In my last column, I proclaimed search to be going out of business. So what comes next? The answer lies in the question "why?" Traditional advertising has been in the business of addressing what we know about people and their tendencies. We act based on models of what people do and what that likely means about them in mass. We buy TV to target women in specific demographics with the help of research (focus groups, panels, surveys, and gut instinct) to encourage them to try a specific shampoo that will not only clean their hair, but also create near-orgasmic reactions. Because who doesn't want a hair care product that will satisfy all needs?
With search marketing, we started to see a shift in advertising that has been well-documented. The days of being tied to push marketing based on what people watched and what those people liked were over. We had a data vault like never before; and inside the vault is the consumer's expression of intent.
John Battelle has created a mini-digital empire off his assertion around the database on intent. Back in 2003, here's how Battelle explained it on his blog: "The Database of Intentions is simply this: The aggregate results of every search ever entered, every result list ever tendered, and every path taken as a result. This information represents, in aggregate form, a place holder for the intentions of humankind -- a massive database of desires, needs, wants, and likes that can be discovered, subpoenaed, archived, tracked, and exploited to all sorts of ends."

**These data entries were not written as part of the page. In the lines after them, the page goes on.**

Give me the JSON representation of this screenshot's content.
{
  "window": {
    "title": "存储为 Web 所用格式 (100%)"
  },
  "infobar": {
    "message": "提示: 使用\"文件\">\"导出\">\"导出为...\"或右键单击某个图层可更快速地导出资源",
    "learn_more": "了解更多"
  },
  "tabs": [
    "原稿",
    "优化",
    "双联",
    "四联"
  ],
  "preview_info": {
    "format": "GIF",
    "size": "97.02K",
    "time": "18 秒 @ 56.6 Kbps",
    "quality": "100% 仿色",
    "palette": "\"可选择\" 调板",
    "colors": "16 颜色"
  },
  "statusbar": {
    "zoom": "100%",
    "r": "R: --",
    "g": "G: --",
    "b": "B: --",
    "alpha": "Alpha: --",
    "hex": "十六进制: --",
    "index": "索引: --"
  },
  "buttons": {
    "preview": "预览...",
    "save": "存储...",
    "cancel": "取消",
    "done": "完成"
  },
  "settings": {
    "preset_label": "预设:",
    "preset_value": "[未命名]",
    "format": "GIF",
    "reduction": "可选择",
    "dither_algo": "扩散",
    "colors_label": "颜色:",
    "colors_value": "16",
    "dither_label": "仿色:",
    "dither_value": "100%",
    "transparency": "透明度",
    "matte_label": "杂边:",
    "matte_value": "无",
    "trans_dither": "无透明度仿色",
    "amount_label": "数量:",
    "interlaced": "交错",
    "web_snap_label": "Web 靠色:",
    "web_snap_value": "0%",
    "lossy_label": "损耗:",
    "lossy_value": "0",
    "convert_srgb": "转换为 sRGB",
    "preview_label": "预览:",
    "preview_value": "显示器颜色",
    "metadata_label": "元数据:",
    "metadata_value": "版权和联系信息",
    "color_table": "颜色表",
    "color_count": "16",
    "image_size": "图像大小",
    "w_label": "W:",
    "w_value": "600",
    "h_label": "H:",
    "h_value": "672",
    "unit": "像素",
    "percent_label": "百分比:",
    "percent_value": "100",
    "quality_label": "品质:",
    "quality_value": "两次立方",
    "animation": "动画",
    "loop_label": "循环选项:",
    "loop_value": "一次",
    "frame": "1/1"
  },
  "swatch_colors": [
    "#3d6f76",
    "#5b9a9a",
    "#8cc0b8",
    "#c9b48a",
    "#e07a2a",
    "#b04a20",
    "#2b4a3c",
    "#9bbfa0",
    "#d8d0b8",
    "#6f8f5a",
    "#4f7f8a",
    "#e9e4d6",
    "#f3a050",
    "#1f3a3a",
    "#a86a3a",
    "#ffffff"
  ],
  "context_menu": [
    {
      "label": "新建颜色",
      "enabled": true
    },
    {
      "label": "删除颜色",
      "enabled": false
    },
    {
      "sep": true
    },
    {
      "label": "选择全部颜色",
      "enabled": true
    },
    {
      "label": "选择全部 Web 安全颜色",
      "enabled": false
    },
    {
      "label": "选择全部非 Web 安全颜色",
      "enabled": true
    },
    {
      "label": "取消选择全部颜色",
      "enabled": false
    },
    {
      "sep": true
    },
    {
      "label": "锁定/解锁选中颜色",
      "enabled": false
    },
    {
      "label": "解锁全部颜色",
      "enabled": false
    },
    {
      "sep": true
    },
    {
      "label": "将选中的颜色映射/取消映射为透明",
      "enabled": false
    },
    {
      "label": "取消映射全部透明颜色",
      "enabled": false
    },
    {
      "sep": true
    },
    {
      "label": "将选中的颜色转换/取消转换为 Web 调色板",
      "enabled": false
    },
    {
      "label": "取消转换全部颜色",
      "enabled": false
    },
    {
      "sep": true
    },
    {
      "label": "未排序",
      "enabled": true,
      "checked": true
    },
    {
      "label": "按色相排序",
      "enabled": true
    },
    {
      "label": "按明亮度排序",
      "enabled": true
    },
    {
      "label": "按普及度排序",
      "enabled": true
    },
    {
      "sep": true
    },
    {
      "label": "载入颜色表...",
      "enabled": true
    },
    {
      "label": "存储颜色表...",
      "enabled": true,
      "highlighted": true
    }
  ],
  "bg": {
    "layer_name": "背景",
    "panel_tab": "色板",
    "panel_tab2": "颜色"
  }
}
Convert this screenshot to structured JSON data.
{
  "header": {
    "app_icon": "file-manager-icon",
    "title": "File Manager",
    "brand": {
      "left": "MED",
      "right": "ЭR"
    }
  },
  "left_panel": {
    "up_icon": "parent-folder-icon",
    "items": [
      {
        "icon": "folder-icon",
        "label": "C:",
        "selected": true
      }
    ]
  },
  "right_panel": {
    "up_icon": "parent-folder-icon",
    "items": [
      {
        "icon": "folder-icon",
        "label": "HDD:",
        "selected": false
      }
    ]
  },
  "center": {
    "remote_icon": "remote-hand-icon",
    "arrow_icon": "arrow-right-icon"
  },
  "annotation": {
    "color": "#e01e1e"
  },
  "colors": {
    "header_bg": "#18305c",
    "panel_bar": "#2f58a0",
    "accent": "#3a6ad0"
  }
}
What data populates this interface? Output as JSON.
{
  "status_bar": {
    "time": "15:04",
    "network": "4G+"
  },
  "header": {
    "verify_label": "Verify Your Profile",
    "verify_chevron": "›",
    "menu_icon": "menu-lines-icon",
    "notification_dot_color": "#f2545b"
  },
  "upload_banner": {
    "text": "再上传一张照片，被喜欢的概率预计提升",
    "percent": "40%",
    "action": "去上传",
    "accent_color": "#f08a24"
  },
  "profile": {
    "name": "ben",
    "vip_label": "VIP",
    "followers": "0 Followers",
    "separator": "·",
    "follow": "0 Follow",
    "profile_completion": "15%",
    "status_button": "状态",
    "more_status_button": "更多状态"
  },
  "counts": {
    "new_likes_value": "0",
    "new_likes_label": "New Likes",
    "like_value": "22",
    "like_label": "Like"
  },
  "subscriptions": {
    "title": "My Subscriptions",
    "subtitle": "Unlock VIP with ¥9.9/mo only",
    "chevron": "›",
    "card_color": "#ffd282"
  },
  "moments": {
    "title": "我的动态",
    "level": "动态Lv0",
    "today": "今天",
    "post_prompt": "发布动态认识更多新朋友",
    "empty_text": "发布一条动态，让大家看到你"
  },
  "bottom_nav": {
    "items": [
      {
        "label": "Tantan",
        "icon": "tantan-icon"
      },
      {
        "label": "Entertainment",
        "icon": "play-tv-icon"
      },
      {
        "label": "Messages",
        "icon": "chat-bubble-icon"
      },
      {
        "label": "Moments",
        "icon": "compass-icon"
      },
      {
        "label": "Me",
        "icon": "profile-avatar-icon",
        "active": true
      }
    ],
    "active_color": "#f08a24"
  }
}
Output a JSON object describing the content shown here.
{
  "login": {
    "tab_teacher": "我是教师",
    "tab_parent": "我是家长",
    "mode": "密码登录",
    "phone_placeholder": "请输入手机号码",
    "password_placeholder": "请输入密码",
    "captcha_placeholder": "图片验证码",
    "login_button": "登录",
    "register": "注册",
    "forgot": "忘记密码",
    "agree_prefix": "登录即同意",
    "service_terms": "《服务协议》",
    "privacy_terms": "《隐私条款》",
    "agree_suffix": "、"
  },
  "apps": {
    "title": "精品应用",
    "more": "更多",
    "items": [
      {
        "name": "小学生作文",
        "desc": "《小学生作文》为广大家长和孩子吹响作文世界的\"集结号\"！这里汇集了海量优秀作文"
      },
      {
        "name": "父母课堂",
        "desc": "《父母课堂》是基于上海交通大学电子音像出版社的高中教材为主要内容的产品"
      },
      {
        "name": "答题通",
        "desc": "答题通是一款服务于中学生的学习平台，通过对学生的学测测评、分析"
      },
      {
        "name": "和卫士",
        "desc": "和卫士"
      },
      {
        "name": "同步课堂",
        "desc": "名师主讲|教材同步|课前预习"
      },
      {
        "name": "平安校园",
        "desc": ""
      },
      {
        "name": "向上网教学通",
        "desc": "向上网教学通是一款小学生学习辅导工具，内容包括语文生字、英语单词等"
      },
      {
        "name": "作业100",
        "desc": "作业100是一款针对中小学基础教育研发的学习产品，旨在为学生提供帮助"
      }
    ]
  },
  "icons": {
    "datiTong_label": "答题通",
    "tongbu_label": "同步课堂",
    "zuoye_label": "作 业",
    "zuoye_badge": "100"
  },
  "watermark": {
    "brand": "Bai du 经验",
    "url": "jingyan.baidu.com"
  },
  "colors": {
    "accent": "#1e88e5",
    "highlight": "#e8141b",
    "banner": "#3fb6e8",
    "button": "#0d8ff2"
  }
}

We are passing through the days of search marketing into the maturing age of intention marketing. In Battelle's comments, he highlights that the database will know every path taken; from this understanding comes a greater ability to engage with consumers. So, why does the rise of intention come now? It comes now because there has never been a greater opportunity for using the learnings more intelligently, to provide more relevant messages and opportunities to facilitate sharing and experiencing brands.
It comes now because the mediums of influence are converging: social, mobile and search (paid and organic), not to mention the expansion of e-CRM and the evolution of traditional mediums to digital delivery formats. In all of these channels exists an opportunity to connect in a meaningful and relevant way both to the consumer and the advertiser. These opportunities begin to merge in unique ways where advertisers can maximize their investments and see increased performance.
Look at the introduction of Bing. Bing represents some growth from our current thoughts on search marketing. At its core, it's about shortening the journey. When I sat with Microsoft's Yusuf Mehdi prior to Bing's launch, he shared the data that informed its development. What became clear is that it takes longer than you'd think for more than half of all people to get from start to finish with a search objective. There's also includes a great deal of dissatisfaction with results.
What I see on the horizon is an exchange between search engine and advertiser quite different from the typical CPC/auction model. If I am Hyundai, and two of the top three categories in the left navigation are problems and recalls, then my media interaction needs to be quite different. Paid search to drive to my opinion of the situation is far less valuable then that of a loyalist group elsewhere on the Web.
As such, these are interconnected opportunities where expressed intent, on-site engagement and alternate distribution models become the norm, not the exception. This is but one small example of how a new-age media-mix model that focuses on the attributes accessible between channels such as social, mobile, search, and assets like text, video, images and more, all come together for a more active capture of intention.